The speakers most people have experience with use magnetic fields to move a paper, plastic, or metal "cone" back and forth to produce sound. The most common configuration has a coil of wire mounted near the center of the cone, concentric with a very strong permanent magnet. Current produced by an amplifier flows through the coil and sets up a magnetic field that interacts with the field of the permanent magnet and produces force that moves the cone back and forth. The cone is not perfectly stiff, and if it is large, it is relatively heavy. These properties affect the frequencies that can be reproduced and the distortion.

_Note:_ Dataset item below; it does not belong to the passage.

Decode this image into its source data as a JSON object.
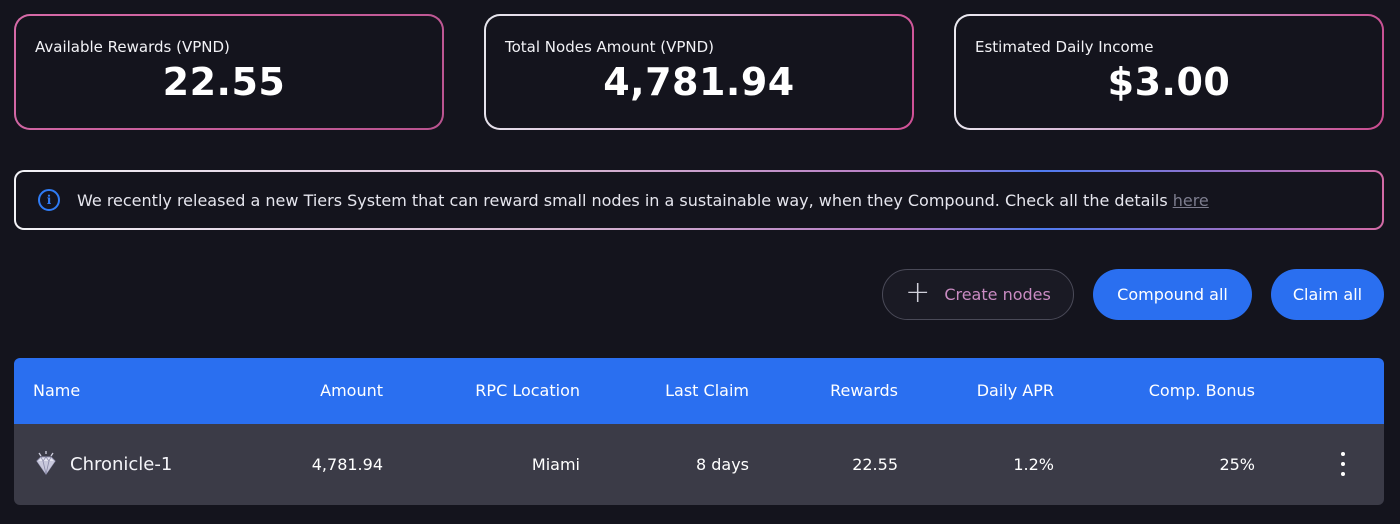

A very large, massive cone cannot be moved fast enough to reproduce high frequencies. When the coil is driven with a lot of current, the cone flexes a little resulting in distortion. Low frequency sound reproduction requires movement of a lot of air, so the speaker must be made large, and the cone will be heavy. High frequency sound production requires that the coil and cone be made very light weight. This is why so many speakers have separate drivers for the low, middle, and high frequencies.

Most electrostatic speakers use a single, large diaphragm to produce sound. Even though it is large, it is very light weight because it is made of very thin plastic. The very light weight means it can reproduce high frequencies very easily. It can't move back and forth as far as a magnetic woofer, but what it lacks in distance is made up for in surface area, so it can reproduce relatively low frequencies also. Distortion is very low because unlike a magnetic driver in which the cone is driven only from the coil at the center of the larger cone, the entire surface of the diaphragm is driven by the electric field between the stators. So ESLs are capable of reproducing a wide frequency range with very low distortion.

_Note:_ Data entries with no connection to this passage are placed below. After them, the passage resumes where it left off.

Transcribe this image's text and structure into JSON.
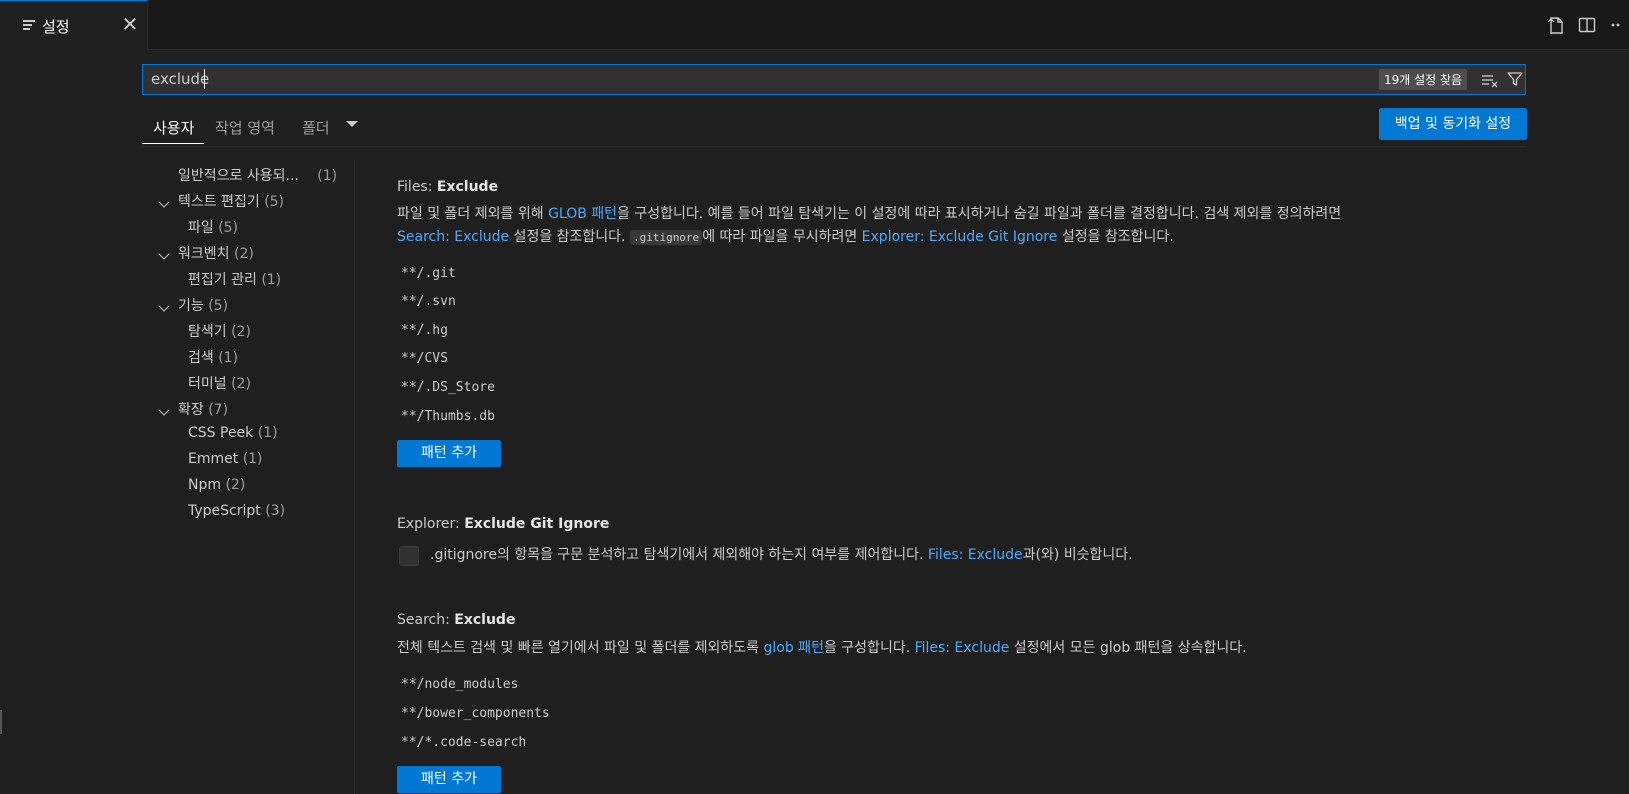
{
  "tab": {
    "label": "설정",
    "close": "✕"
  },
  "search": {
    "value": "exclude",
    "result_count": "19개 설정 찾음"
  },
  "scopes": {
    "user": "사용자",
    "workspace": "작업 영역",
    "folder": "폴더"
  },
  "sync_button": "백업 및 동기화 설정",
  "toc": {
    "common": {
      "label": "일반적으로 사용되...",
      "count": "(1)"
    },
    "text_editor": {
      "label": "텍스트 편집기",
      "count": "(5)"
    },
    "files": {
      "label": "파일",
      "count": "(5)"
    },
    "workbench": {
      "label": "워크벤치",
      "count": "(2)"
    },
    "editor_management": {
      "label": "편집기 관리",
      "count": "(1)"
    },
    "features": {
      "label": "기능",
      "count": "(5)"
    },
    "explorer": {
      "label": "탐색기",
      "count": "(2)"
    },
    "search": {
      "label": "검색",
      "count": "(1)"
    },
    "terminal": {
      "label": "터미널",
      "count": "(2)"
    },
    "extensions": {
      "label": "확장",
      "count": "(7)"
    },
    "css_peek": {
      "label": "CSS Peek",
      "count": "(1)"
    },
    "emmet": {
      "label": "Emmet",
      "count": "(1)"
    },
    "npm": {
      "label": "Npm",
      "count": "(2)"
    },
    "typescript": {
      "label": "TypeScript",
      "count": "(3)"
    }
  },
  "files_exclude": {
    "category": "Files: ",
    "name": "Exclude",
    "desc_1": "파일 및 폴더 제외를 위해 ",
    "link_glob": "GLOB 패턴",
    "desc_2": "을 구성합니다. 예를 들어 파일 탐색기는 이 설정에 따라 표시하거나 숨길 파일과 폴더를 결정합니다. 검색 제외를 정의하려면",
    "link_search_exclude": "Search: Exclude",
    "desc_3": " 설정을 참조합니다. ",
    "code_gitignore": ".gitignore",
    "desc_4": "에 따라 파일을 무시하려면 ",
    "link_explorer_git": "Explorer: Exclude Git Ignore",
    "desc_5": " 설정을 참조합니다.",
    "patterns": [
      "**/.git",
      "**/.svn",
      "**/.hg",
      "**/CVS",
      "**/.DS_Store",
      "**/Thumbs.db"
    ],
    "add_label": "패턴 추가"
  },
  "explorer_git_ignore": {
    "category": "Explorer: ",
    "name": "Exclude Git Ignore",
    "desc_1": ".gitignore의 항목을 구문 분석하고 탐색기에서 제외해야 하는지 여부를 제어합니다. ",
    "link_files_exclude": "Files: Exclude",
    "desc_2": "과(와) 비슷합니다.",
    "checked": false
  },
  "search_exclude": {
    "category": "Search: ",
    "name": "Exclude",
    "desc_1": "전체 텍스트 검색 및 빠른 열기에서 파일 및 폴더를 제외하도록 ",
    "link_glob": "glob 패턴",
    "desc_2": "을 구성합니다. ",
    "link_files_exclude": "Files: Exclude",
    "desc_3": " 설정에서 모든 glob 패턴을 상속합니다.",
    "patterns": [
      "**/node_modules",
      "**/bower_components",
      "**/*.code-search"
    ],
    "add_label": "패턴 추가"
  }
}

As wonderful as ESLs are, they have some limitations. The large surface area means the speakers tend to dominate whatever room they are placed in. They usually are not as sensitive as "normal" magnetic speakers so they won't play as loudly. The frequency response of ESLs is a function of their size. The larger you make them, the lower they can go, but it is almost impossible to get flat response down below 50-60 Hz because the front and rear of the speaker are out of phase. At high frequencies the radiation pattern narrows to a tight beam. This results in rising response- about 6 dB per octave, and a "sweet-spot" that is suitable for one listener only.

The response issues can be overcome by electronic equalization. The only way to overcome the low frequency response limitation is to crossover to a magnetic driver in a box at some low frequency. This will allow the speaker system to play loudly and remain very low in distortion. If you aren't concerned about flat response below 50-60 Hz (most magnetic speakers can't go lower than that either), you can use ESLs with no crossovers at all. They sound amazingly lifelike!